In fresh and frozen/thawed cortical sections of bovine ovaries, stromal cells are more prone to ischaemia than primordial follicles, and the administration of Vit C reduces apoptosis in the ovarian cortex (28). The results of the current study showed that Vit C reduced tissue and serum MDA levels compared to the transplantation-only group, which is consistent with the existing literature. However, while Vit C and Vit E have significant beneficial effects on post-transplantation ovarian tissue, there are still marked differences compared to normal ovarian tissue. Furthermore, the control group had the lowest concentrations of both tissue and serum MDA, suggesting that further research is needed to determine how to control the oxidative stress mechanism.
SOD is an enzyme and antioxidant system marker that catalyses the superoxide (O2−) radical to ordinary molecular oxygen (O2) and hydrogen peroxide (H2O2). H2O2 is produced as a by-product of oxygen metabolism and, if not regulated, causes multiple types of cell damage (29). Therefore, it is an important target for antioxidant defence in all living cells.

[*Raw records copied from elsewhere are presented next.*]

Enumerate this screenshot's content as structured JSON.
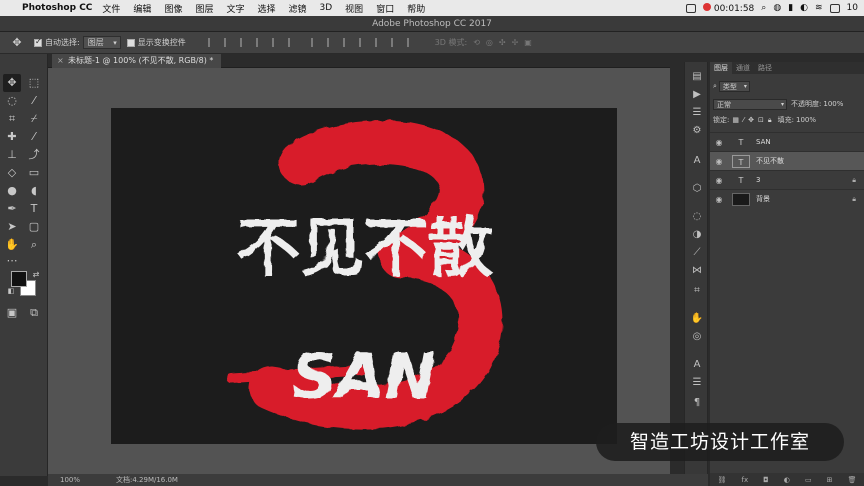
{
  "menubar": {
    "app_name": "Photoshop CC",
    "items": [
      "文件",
      "编辑",
      "图像",
      "图层",
      "文字",
      "选择",
      "滤镜",
      "3D",
      "视图",
      "窗口",
      "帮助"
    ],
    "timer": "00:01:58",
    "time": "10"
  },
  "window": {
    "title": "Adobe Photoshop CC 2017"
  },
  "options": {
    "auto_select_label": "自动选择:",
    "auto_select_value": "图层",
    "show_transform_label": "显示变换控件",
    "mode_3d_label": "3D 模式:"
  },
  "document": {
    "tab_title": "未标题-1 @ 100% (不见不散, RGB/8) *",
    "zoom": "100%",
    "doc_info": "文档:4.29M/16.0M",
    "art": {
      "headline": "不见不散",
      "sub": "SAN",
      "numeral": "3",
      "accent_color": "#d81f2a",
      "text_color": "#eeeeee",
      "canvas_color": "#1c1c1c"
    }
  },
  "layers_panel": {
    "tabs": [
      "图层",
      "通道",
      "路径"
    ],
    "filter_label": "类型",
    "blend_mode": "正常",
    "opacity_label": "不透明度:",
    "opacity_value": "100%",
    "lock_label": "锁定:",
    "fill_label": "填充:",
    "fill_value": "100%",
    "layers": [
      {
        "name": "SAN",
        "kind": "text",
        "selected": false,
        "locked": false
      },
      {
        "name": "不见不散",
        "kind": "text",
        "selected": true,
        "locked": false
      },
      {
        "name": "3",
        "kind": "text",
        "selected": false,
        "locked": true
      },
      {
        "name": "背景",
        "kind": "fill",
        "selected": false,
        "locked": true
      }
    ]
  },
  "watermark": "智造工坊设计工作室"
}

Although the use of Vit E and Vit C increased SOD levels when compared to the transplantation-only group, the highest erythrocyte SOD level was seen in the control group. This indicates that the concentrations used of Vit C and Vit E do not affect the oxidative stress mechanism as much as the normal tissue levels of both. Normal tissue level can be achieved by increasing the applied doses of Vit E or Vit C or by applying them together. Overall, it was found that antioxidant use is beneficial for reducing the damages caused during ovarian transplantation. These findings are consistent with the results of Tavasoli et al. (25). However, further research is needed to examine the molecular mechanism of administering a single Vit C and Vit E dose in autologous ovarian transplantation in rats.

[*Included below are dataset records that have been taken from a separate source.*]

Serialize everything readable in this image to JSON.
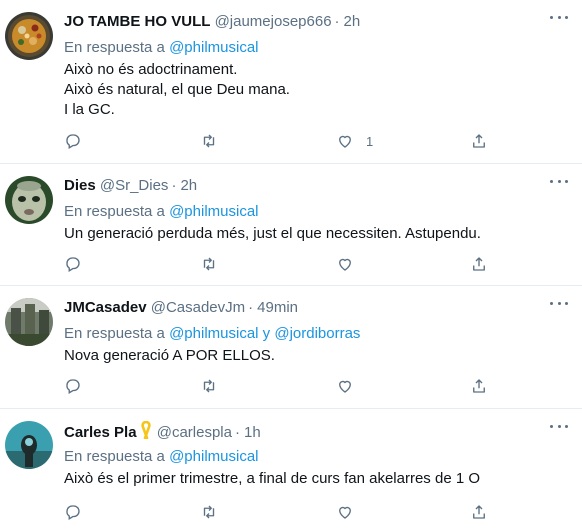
{
  "tweets": [
    {
      "name": "JO TAMBE HO VULL",
      "handle": "@jaumejosep666",
      "time": "2h",
      "reply_prefix": "En respuesta a",
      "reply_to_1": "@philmusical",
      "reply_joiner": "",
      "reply_to_2": "",
      "lines": [
        "Això no és adoctrinament.",
        "Això és natural, el que Deu mana.",
        "I la GC."
      ],
      "reply_count": "",
      "retweet_count": "",
      "like_count": "1",
      "avatar_icon": "paella-avatar-icon"
    },
    {
      "name": "Dies",
      "handle": "@Sr_Dies",
      "time": "2h",
      "reply_prefix": "En respuesta a",
      "reply_to_1": "@philmusical",
      "reply_joiner": "",
      "reply_to_2": "",
      "lines": [
        "Un generació perduda més, just el que necessiten. Astupendu."
      ],
      "reply_count": "",
      "retweet_count": "",
      "like_count": "",
      "avatar_icon": "baby-face-avatar-icon"
    },
    {
      "name": "JMCasadev",
      "handle": "@CasadevJm",
      "time": "49min",
      "reply_prefix": "En respuesta a",
      "reply_to_1": "@philmusical",
      "reply_joiner": " y ",
      "reply_to_2": "@jordiborras",
      "lines": [
        "Nova generació A POR ELLOS."
      ],
      "reply_count": "",
      "retweet_count": "",
      "like_count": "",
      "avatar_icon": "building-avatar-icon"
    },
    {
      "name": "Carles Pla",
      "handle": "@carlespla",
      "time": "1h",
      "reply_prefix": "En respuesta a",
      "reply_to_1": "@philmusical",
      "reply_joiner": "",
      "reply_to_2": "",
      "lines": [
        "Això és el primer trimestre, a final de curs fan akelarres de 1 O"
      ],
      "reply_count": "",
      "retweet_count": "",
      "like_count": "",
      "avatar_icon": "diver-avatar-icon"
    }
  ],
  "time_separator": "·",
  "colors": {
    "link": "#1b95e0",
    "secondary_text": "#5b7083",
    "divider": "#e6ecf0",
    "yellow_ribbon": "#f5c518"
  }
}
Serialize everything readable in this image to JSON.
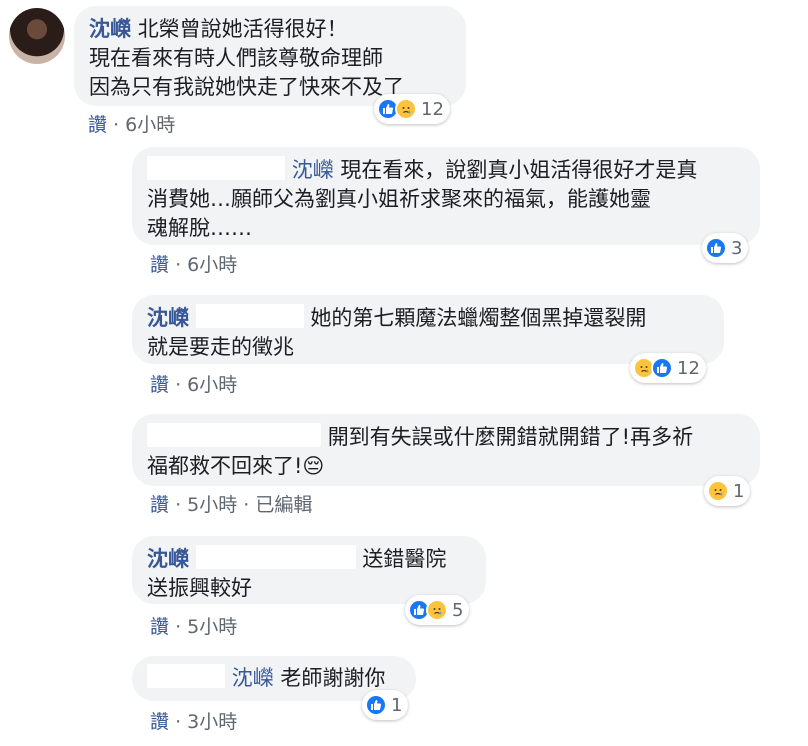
{
  "comments": [
    {
      "author": "沈嶸",
      "line1": "北榮曾說她活得很好！",
      "line2": "現在看來有時人們該尊敬命理師",
      "line3": "因為只有我說她快走了快來不及了",
      "reaction_count": "12",
      "like_label": "讚",
      "time": "6小時"
    },
    {
      "tag": "沈嶸",
      "line1": "現在看來，說劉真小姐活得很好才是真",
      "line2": "消費她…願師父為劉真小姐祈求聚來的福氣，能護她靈",
      "line3": "魂解脫……",
      "reaction_count": "3",
      "like_label": "讚",
      "time": "6小時"
    },
    {
      "author": "沈嶸",
      "line1": "她的第七顆魔法蠟燭整個黑掉還裂開",
      "line2": "就是要走的徵兆",
      "reaction_count": "12",
      "like_label": "讚",
      "time": "6小時"
    },
    {
      "line1": "開到有失誤或什麼開錯就開錯了!再多祈",
      "line2": "福都救不回來了!",
      "emoji": "😔",
      "reaction_count": "1",
      "like_label": "讚",
      "time": "5小時",
      "edited": "已編輯"
    },
    {
      "author": "沈嶸",
      "line1": "送錯醫院",
      "line2": "送振興較好",
      "reaction_count": "5",
      "like_label": "讚",
      "time": "5小時"
    },
    {
      "tag": "沈嶸",
      "line1": "老師謝謝你",
      "reaction_count": "1",
      "like_label": "讚",
      "time": "3小時"
    }
  ],
  "separator": "·"
}
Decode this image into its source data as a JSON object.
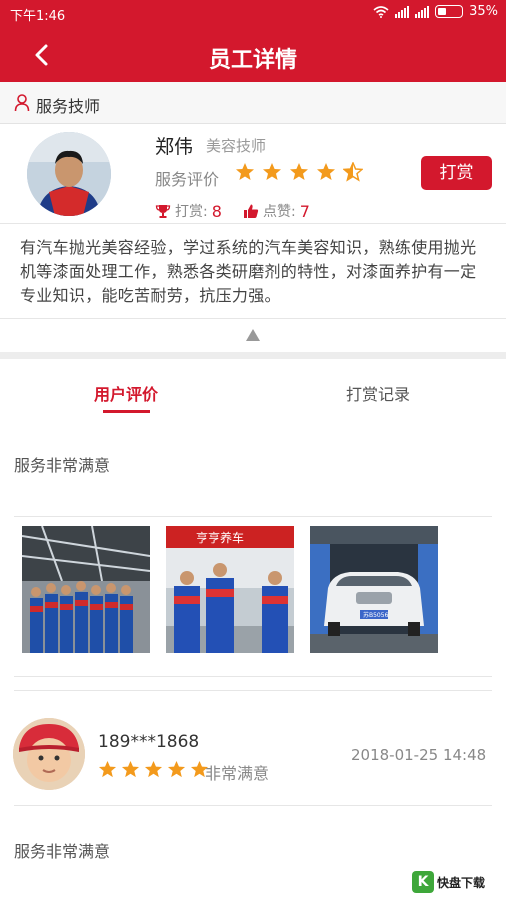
{
  "status_bar": {
    "time": "下午1:46",
    "battery": "35%",
    "battery_level": 0.35
  },
  "nav": {
    "title": "员工详情"
  },
  "role_section": {
    "label": "服务技师"
  },
  "employee": {
    "name": "郑伟",
    "role": "美容技师",
    "rating_label": "服务评价",
    "rating": 4.5,
    "reward_label": "打赏:",
    "reward_count": "8",
    "like_label": "点赞:",
    "like_count": "7",
    "reward_button": "打赏",
    "bio": "有汽车抛光美容经验，学过系统的汽车美容知识，熟练使用抛光机等漆面处理工作，熟悉各类研磨剂的特性，对漆面养护有一定专业知识，能吃苦耐劳，抗压力强。"
  },
  "tabs": [
    {
      "label": "用户评价",
      "active": true
    },
    {
      "label": "打赏记录",
      "active": false
    }
  ],
  "reviews": [
    {
      "text": "服务非常满意"
    },
    {
      "text": "服务非常满意"
    }
  ],
  "photo_overlays": {
    "shop_sign": "亨亨养车",
    "plate": "苏B5056"
  },
  "reviewer": {
    "name": "189***1868",
    "stars": 5,
    "level": "非常满意",
    "date": "2018-01-25 14:48"
  },
  "watermark": {
    "text": "快盘下载"
  },
  "colors": {
    "brand": "#d3182d",
    "star": "#f39a1c"
  },
  "icons": [
    "back-arrow-icon",
    "person-icon",
    "trophy-icon",
    "thumbs-up-icon",
    "star-icon",
    "collapse-triangle-icon",
    "wifi-icon",
    "signal-icon",
    "battery-icon"
  ]
}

Although the current study has promising results, it has some limitations. Since this is an animal study, the results may not be adopted directly and linearly to human beings. Additional studies should be conducted on this topic.
Using Vit E and Vit C in autologous ovarian transplantation in rats reduces the dysplastic changes of the ovarian surface epithelium and preserves the follicle reserve in the ovaries. While the use of Vit C and Vit E decreases tissue MDA and serum MDA levels, they increase erythrocyte SOD levels. Overall, Vit C was more effective in protecting against oxidative stress than Vit E.